Cave painting and rock carvings used simple visual elements that may have aided in recognizing landscape features, such as hills or dwellings. A map-like representation of a mountain, river, valleys and routes around Pavlov in the Czech Republic has been dated to 25,000 BP, and a 14,000 BP polished chunk of sandstone from a cave in Spanish Navarre may represent similar features superimposed on animal etchings, although it may also represent a spiritual landscape, or simple incisings.
Another ancient picture that resembles a map was created in the late 7th millennium BCE in Çatalhöyük, Anatolia, modern Turkey. This wall painting may represent a plan of this Neolithic village; however, recent scholarship has questioned the identification of this painting as a map.

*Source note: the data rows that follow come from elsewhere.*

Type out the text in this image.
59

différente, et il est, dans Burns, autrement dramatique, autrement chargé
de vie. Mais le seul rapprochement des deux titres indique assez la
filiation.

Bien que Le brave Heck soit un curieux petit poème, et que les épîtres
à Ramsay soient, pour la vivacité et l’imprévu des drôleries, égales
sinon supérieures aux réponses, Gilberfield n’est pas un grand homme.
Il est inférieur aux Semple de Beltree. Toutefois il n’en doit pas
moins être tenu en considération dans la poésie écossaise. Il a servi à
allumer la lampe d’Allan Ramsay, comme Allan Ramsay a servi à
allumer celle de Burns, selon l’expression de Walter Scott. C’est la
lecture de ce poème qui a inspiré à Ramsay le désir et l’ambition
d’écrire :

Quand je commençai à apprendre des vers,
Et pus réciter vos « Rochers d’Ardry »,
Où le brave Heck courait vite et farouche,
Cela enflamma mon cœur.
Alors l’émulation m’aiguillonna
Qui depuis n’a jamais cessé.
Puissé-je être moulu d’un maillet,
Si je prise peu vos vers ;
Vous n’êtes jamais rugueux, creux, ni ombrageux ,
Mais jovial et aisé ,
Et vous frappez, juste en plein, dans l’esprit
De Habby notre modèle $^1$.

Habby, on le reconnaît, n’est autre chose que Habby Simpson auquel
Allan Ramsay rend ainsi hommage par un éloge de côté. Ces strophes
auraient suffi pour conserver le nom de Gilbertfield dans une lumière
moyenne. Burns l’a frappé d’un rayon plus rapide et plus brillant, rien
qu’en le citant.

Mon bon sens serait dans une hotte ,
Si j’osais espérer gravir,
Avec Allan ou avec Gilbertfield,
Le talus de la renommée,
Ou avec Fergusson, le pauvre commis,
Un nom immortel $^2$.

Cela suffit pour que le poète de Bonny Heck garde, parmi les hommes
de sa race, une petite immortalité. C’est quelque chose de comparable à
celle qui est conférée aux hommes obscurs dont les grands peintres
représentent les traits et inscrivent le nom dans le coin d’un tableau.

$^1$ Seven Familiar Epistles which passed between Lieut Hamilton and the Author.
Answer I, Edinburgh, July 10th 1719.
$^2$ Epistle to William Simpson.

Whoever visualized the Çatalhöyük "mental map" may have been encouraged by the fact that houses in Çatalhöyük were clustered together and were entered via flat roofs. Therefore, it was normal for the inhabitants to view their city from a bird's eye view. Later civilizations followed the same convention; today, almost all maps are drawn as if we are looking down from the sky instead of from a horizontal or oblique perspective. The logical advantage of such a perspective is that it provides a view of a greater area, conceptually. There are exceptions: one of the "quasi-maps" of the Minoan civilization on Crete, the “House of the Admiral” wall painting, dating from c. 1600 BCE, shows a seaside community in an oblique perspective.